Les eurodéputés des groupes Verts/ALE et La Gauche ont voté contre cet avis. Benoît Biteau (Verts/ALE, français) a critiqué « la marchandisation du réchauffement climatique », soulignant que l’état actuel des connaissances ne permettait pas de « savoir exactement combien de tonnes de carbone sont gardées dans les sols et pendant combien de temps ».

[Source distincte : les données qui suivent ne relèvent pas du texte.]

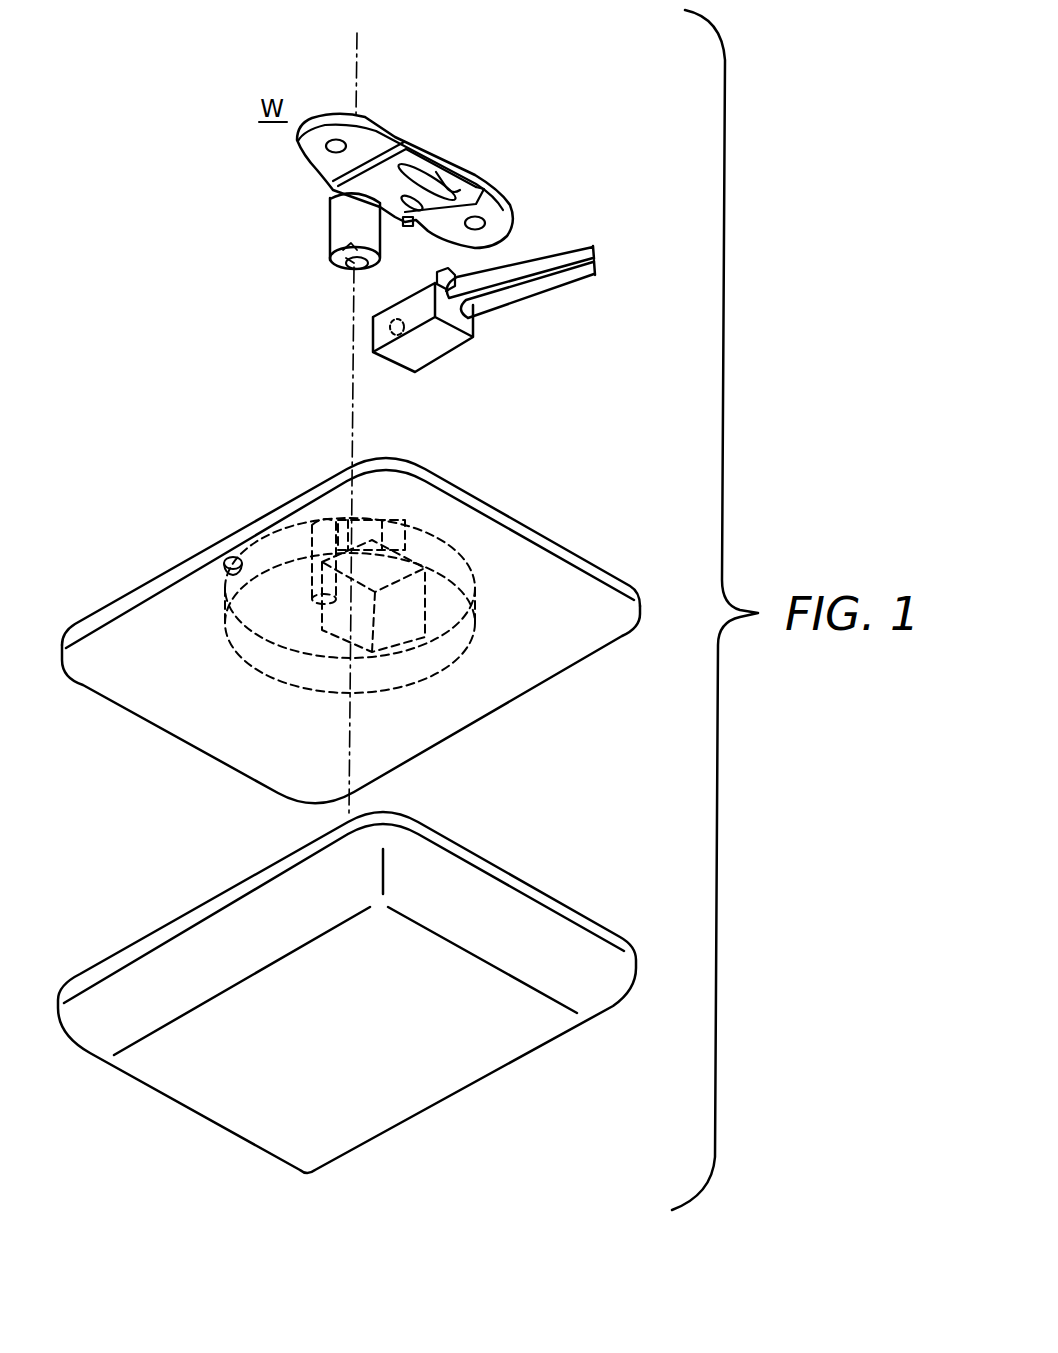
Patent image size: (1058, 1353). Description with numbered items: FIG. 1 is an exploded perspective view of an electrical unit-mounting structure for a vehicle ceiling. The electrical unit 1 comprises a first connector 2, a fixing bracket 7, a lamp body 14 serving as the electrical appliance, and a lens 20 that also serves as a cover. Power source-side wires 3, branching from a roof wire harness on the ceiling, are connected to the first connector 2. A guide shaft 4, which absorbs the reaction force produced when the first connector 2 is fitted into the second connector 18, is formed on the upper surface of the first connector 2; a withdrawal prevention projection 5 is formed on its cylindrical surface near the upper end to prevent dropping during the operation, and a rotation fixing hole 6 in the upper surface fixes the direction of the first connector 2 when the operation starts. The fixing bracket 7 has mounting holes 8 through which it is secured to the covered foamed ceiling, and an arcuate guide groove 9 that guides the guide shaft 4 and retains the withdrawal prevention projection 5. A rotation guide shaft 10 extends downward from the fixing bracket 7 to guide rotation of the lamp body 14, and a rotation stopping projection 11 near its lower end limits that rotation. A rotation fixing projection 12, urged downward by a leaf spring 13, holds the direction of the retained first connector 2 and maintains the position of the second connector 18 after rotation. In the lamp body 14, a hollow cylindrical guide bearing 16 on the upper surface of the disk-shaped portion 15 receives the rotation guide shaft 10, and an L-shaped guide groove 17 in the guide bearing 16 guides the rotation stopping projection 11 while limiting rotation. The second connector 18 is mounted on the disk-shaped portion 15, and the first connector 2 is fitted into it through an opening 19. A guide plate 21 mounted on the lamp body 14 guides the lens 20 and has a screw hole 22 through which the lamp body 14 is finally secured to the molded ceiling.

The electrical unit 1 is at (556, 366).
The first connector 2 is at (468, 348).
The power source-side wires 3 is at (540, 294).
The guide shaft 4 is at (468, 272).
The withdrawal prevention projection 5 is at (425, 281).
The rotation fixing hole 6 is at (372, 319).
The fixing bracket 7 is at (423, 139).
The mounting holes 8 is at (336, 140).
The arcuate guide groove 9 is at (438, 172).
The rotation guide shaft 10 is at (330, 200).
The rotation stopping projection 11 is at (330, 250).
The rotation fixing projection 12 is at (505, 213).
The leaf spring 13 is at (474, 198).
The lamp body 14 is at (355, 605).
The disk-shaped portion 15 is at (424, 524).
The guide bearing 16 is at (350, 466).
The L-shaped guide groove 17 is at (302, 494).
The second connector 18 is at (500, 605).
The opening 19 is at (485, 540).
The lens 20 is at (505, 876).
The guide plate 21 is at (507, 703).
The screw hole 22 is at (239, 556).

Selon l’avis de la commission du PE, le carbon farming est défini comme une « option de modèle économique qui peut fournir des sources de revenus nouvelles et complémentaires » pour récompenser des efforts en termes d’absorption du carbone et de réduction des émissions. Cette rémunération dépendra en fin de compte plutôt du marché que des fonds publics, selon l’avis.
Une liste non exhaustive de bonnes pratiques à récompenser est prévue dans l'avis (agriculture de conservation, semis direct, cultures dérobées, rétablissement des prairies permanentes, restauration des tourbières).
Les organisations et coopératives agricoles de l’UE (Copa-Cogeca) ont salué les grands principes contenus dans l’avis : « une approche fondée sur le marché, le caractère volontaire du carbon farming et le financement par des fonds autres que ceux de la politique agricole commune (PAC) ».
La commission de l’environnement du PE, compétente au fond, devrait voter son rapport après la présentation de la proposition de la Commission européenne, attendue le 30 novembre, sur la 'certification des absorptions de carbone' (Carbon removal certification). (Lionel Changeur)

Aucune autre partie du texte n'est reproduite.